Szczepanski and her supporters argue that federal cuts to Medicaid, which begin to go into effect later this year, are set to make health care unaffordable for thousands of New Mexicans, which has the highest per-capita rate of enrollment in the program in the nation.
"We're in a critical moment for health care," Szczepanski said. "The feds have pulled back support. They are ratcheting down some of the programs that everyday New Mexicans depend on, and we as a state have stepped up."
The representative made no bones about her intentions to expand the program during a special session in October, when Democrats and Republicans voted to allocate roughly $40 million to make up for federal health care subsidies set to expire in the first half of 2026.
House Bill 4 will move onto the House floor in coming weeks with a "do pass" recommendation from the House Appropriations and Finance Committee. It seems poised to receive bipartisan support.
Rep. Jenifer Jones, R-Portales, for one, told the Journal she intends to back the bill, but she said it fails to address the core issue facing New Mexico health care.
"HB 4 treats subsidies as the solution, but New Mexico's real problem is access to care," she said in a statement. "I supported this bill because New Mexicans need help right now, but long-term reform means addressing medical malpractice so doctors stay and patients can get timely care."

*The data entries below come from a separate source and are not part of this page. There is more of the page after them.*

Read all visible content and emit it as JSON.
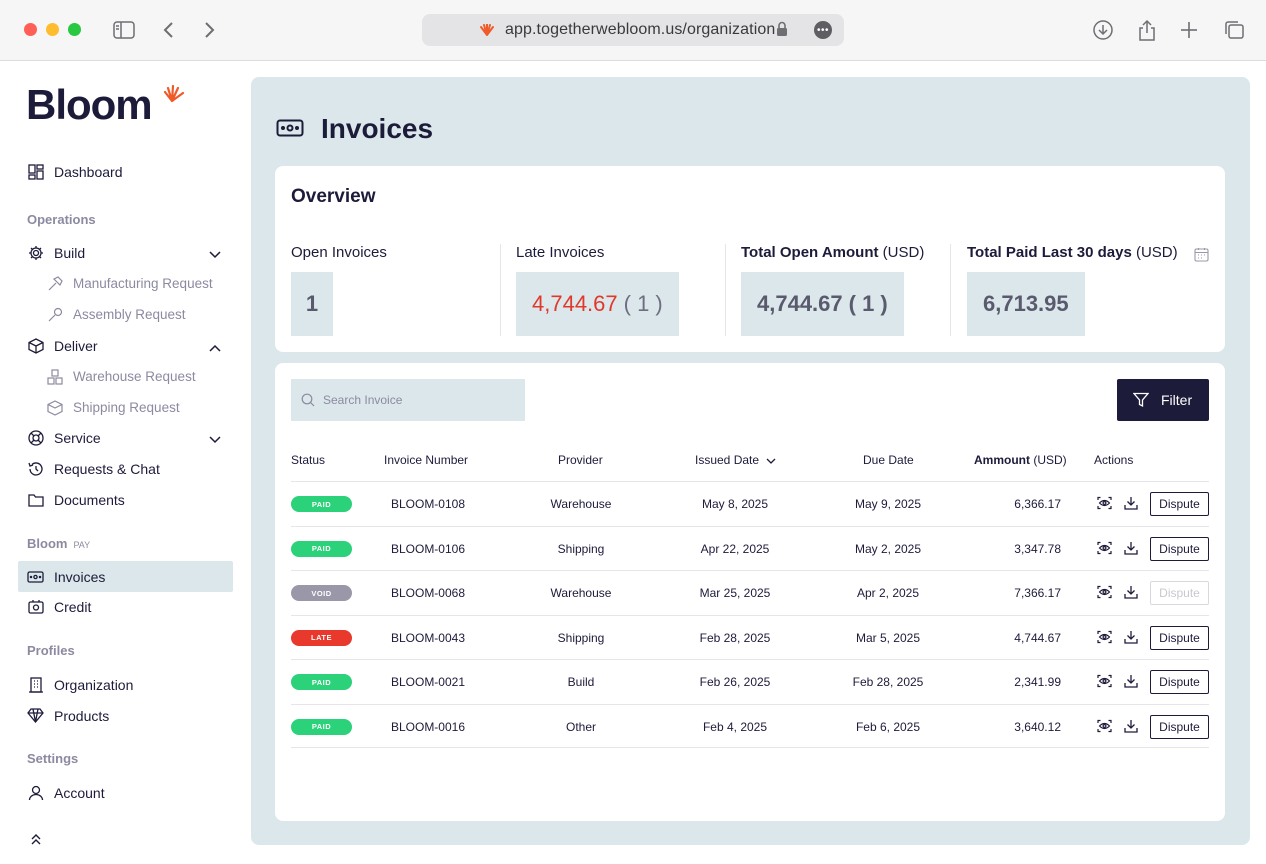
{
  "browser": {
    "url": "app.togetherwebloom.us/organization"
  },
  "sidebar": {
    "logo": "Bloom",
    "dashboard": "Dashboard",
    "operations_heading": "Operations",
    "build": "Build",
    "manufacturing_request": "Manufacturing Request",
    "assembly_request": "Assembly Request",
    "deliver": "Deliver",
    "warehouse_request": "Warehouse Request",
    "shipping_request": "Shipping Request",
    "service": "Service",
    "requests_chat": "Requests & Chat",
    "documents": "Documents",
    "pay_heading": "Bloom",
    "pay_suffix": "PAY",
    "invoices": "Invoices",
    "credit": "Credit",
    "profiles_heading": "Profiles",
    "organization": "Organization",
    "products": "Products",
    "settings_heading": "Settings",
    "account": "Account"
  },
  "main": {
    "title": "Invoices",
    "overview": {
      "title": "Overview",
      "open_invoices_label": "Open Invoices",
      "open_invoices_value": "1",
      "late_invoices_label": "Late Invoices",
      "late_invoices_amount": "4,744.67",
      "late_invoices_count": "( 1 )",
      "total_open_label": "Total Open Amount",
      "total_open_unit": " (USD)",
      "total_open_amount": "4,744.67",
      "total_open_count": "( 1 )",
      "total_paid_label": "Total Paid Last 30 days",
      "total_paid_unit": " (USD)",
      "total_paid_amount": "6,713.95"
    },
    "search_placeholder": "Search Invoice",
    "filter_label": "Filter",
    "columns": {
      "status": "Status",
      "invoice_number": "Invoice Number",
      "provider": "Provider",
      "issued_date": "Issued Date",
      "due_date": "Due Date",
      "amount": "Ammount",
      "amount_unit": " (USD)",
      "actions": "Actions"
    },
    "dispute_label": "Dispute",
    "rows": [
      {
        "status": "PAID",
        "invoice": "BLOOM-0108",
        "provider": "Warehouse",
        "issued": "May 8, 2025",
        "due": "May 9, 2025",
        "amount": "6,366.17"
      },
      {
        "status": "PAID",
        "invoice": "BLOOM-0106",
        "provider": "Shipping",
        "issued": "Apr 22, 2025",
        "due": "May 2, 2025",
        "amount": "3,347.78"
      },
      {
        "status": "VOID",
        "invoice": "BLOOM-0068",
        "provider": "Warehouse",
        "issued": "Mar 25, 2025",
        "due": "Apr 2, 2025",
        "amount": "7,366.17"
      },
      {
        "status": "LATE",
        "invoice": "BLOOM-0043",
        "provider": "Shipping",
        "issued": "Feb 28, 2025",
        "due": "Mar 5, 2025",
        "amount": "4,744.67"
      },
      {
        "status": "PAID",
        "invoice": "BLOOM-0021",
        "provider": "Build",
        "issued": "Feb 26, 2025",
        "due": "Feb 28, 2025",
        "amount": "2,341.99"
      },
      {
        "status": "PAID",
        "invoice": "BLOOM-0016",
        "provider": "Other",
        "issued": "Feb 4, 2025",
        "due": "Feb 6, 2025",
        "amount": "3,640.12"
      }
    ]
  },
  "colors": {
    "paid": "#2bd27a",
    "void": "#9a98a8",
    "late": "#e8392c",
    "navy": "#1d1b3a",
    "panel": "#dbe7ea"
  }
}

Dr. Bill Wagner, a clinical social worker and executive director of Centro Savilla in Albuquerque's South Valley, was one of several speakers on Tuesday who said the cost to support patients' care helps reduce higher costs in the long run.

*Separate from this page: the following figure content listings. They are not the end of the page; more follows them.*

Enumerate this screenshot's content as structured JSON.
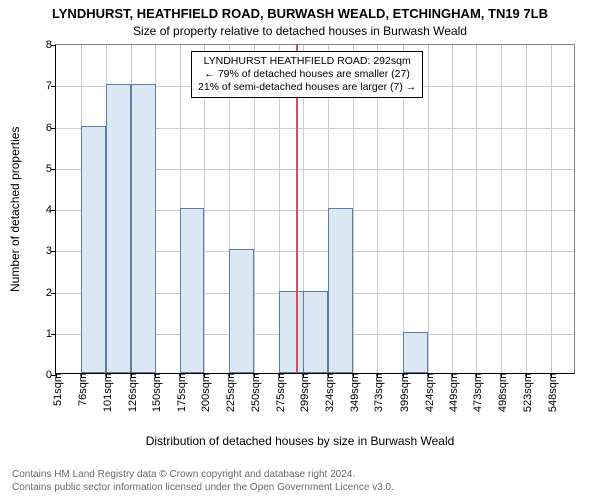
{
  "title_main": "LYNDHURST, HEATHFIELD ROAD, BURWASH WEALD, ETCHINGHAM, TN19 7LB",
  "title_sub": "Size of property relative to detached houses in Burwash Weald",
  "y_axis_label": "Number of detached properties",
  "x_axis_label": "Distribution of detached houses by size in Burwash Weald",
  "chart": {
    "type": "histogram",
    "x_min": 51,
    "x_max": 573,
    "bin_width": 25,
    "x_ticks": [
      51,
      76,
      101,
      126,
      150,
      175,
      200,
      225,
      250,
      275,
      299,
      324,
      349,
      373,
      399,
      424,
      449,
      473,
      498,
      523,
      548
    ],
    "x_tick_labels": [
      "51sqm",
      "76sqm",
      "101sqm",
      "126sqm",
      "150sqm",
      "175sqm",
      "200sqm",
      "225sqm",
      "250sqm",
      "275sqm",
      "299sqm",
      "324sqm",
      "349sqm",
      "373sqm",
      "399sqm",
      "424sqm",
      "449sqm",
      "473sqm",
      "498sqm",
      "523sqm",
      "548sqm"
    ],
    "y_min": 0,
    "y_max": 8,
    "y_ticks": [
      0,
      1,
      2,
      3,
      4,
      5,
      6,
      7,
      8
    ],
    "bar_color": "#dbe7f3",
    "bar_border_color": "#5a7fa8",
    "grid_color": "#cccccc",
    "background_color": "#ffffff",
    "marker_value": 292,
    "marker_color": "#cc5555",
    "bins": [
      {
        "start": 51,
        "count": 0
      },
      {
        "start": 76,
        "count": 6
      },
      {
        "start": 101,
        "count": 7
      },
      {
        "start": 126,
        "count": 7
      },
      {
        "start": 150,
        "count": 0
      },
      {
        "start": 175,
        "count": 4
      },
      {
        "start": 200,
        "count": 0
      },
      {
        "start": 225,
        "count": 3
      },
      {
        "start": 250,
        "count": 0
      },
      {
        "start": 275,
        "count": 2
      },
      {
        "start": 299,
        "count": 2
      },
      {
        "start": 324,
        "count": 4
      },
      {
        "start": 349,
        "count": 0
      },
      {
        "start": 373,
        "count": 0
      },
      {
        "start": 399,
        "count": 1
      },
      {
        "start": 424,
        "count": 0
      },
      {
        "start": 449,
        "count": 0
      },
      {
        "start": 473,
        "count": 0
      },
      {
        "start": 498,
        "count": 0
      },
      {
        "start": 523,
        "count": 0
      },
      {
        "start": 548,
        "count": 0
      }
    ]
  },
  "annotation": {
    "line1": "LYNDHURST HEATHFIELD ROAD: 292sqm",
    "line2": "← 79% of detached houses are smaller (27)",
    "line3": "21% of semi-detached houses are larger (7) →",
    "border_color": "#000000",
    "background_color": "#ffffff",
    "fontsize": 10.5
  },
  "footer": {
    "line1": "Contains HM Land Registry data © Crown copyright and database right 2024.",
    "line2": "Contains public sector information licensed under the Open Government Licence v3.0.",
    "color": "#6b6b6b"
  }
}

"There are ripple effects," he said at the committee meeting in support of House Bill 4. "Parents are trying to work while managing untreated mental health needs. Children lose stability at school and at home. Caregivers burnout, communities feel the strain. This isn't theoretical or a future problem. It's what I see happening right now."

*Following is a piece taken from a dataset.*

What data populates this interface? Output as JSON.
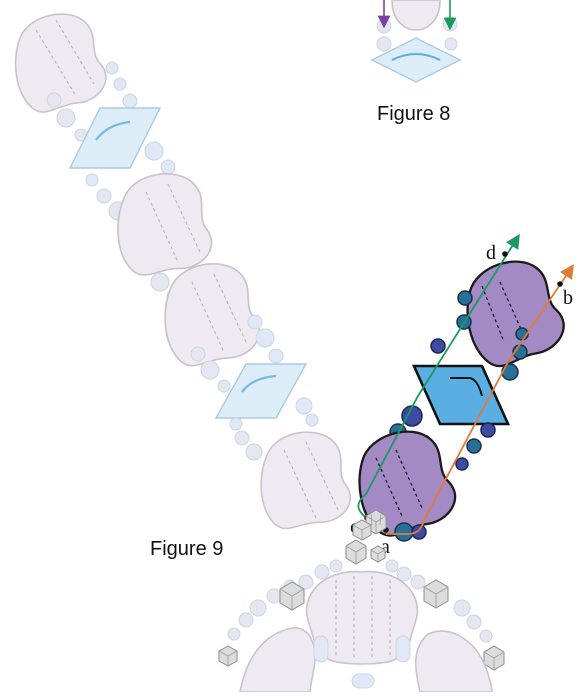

Below, in the Capitol Rotunda, Jones spoke during Primary Care Day in support of protecting the state's primary care system, which served approximately 328,498 patients in 2024, 40% of whom were estimated to be 100% below the federal poverty line.
She said sustaining access to care will be critical to keeping New Mexicans out of emergency rooms and crisis care centers, which can cost 12 times more than a regular visit to a physician, according to a 2019 study by UnitedHealth Group.
"Primary care saves lives," she said. "Primary care saves taxpayer dollars."
Legislators are set to consider a raft of other bills that could alter the state's health care system during the 30-day session. They include reforms to medical malpractice statutes and a proposal to join interstate medical compacts, which could expand patients' access to care amid a reported physician shortage.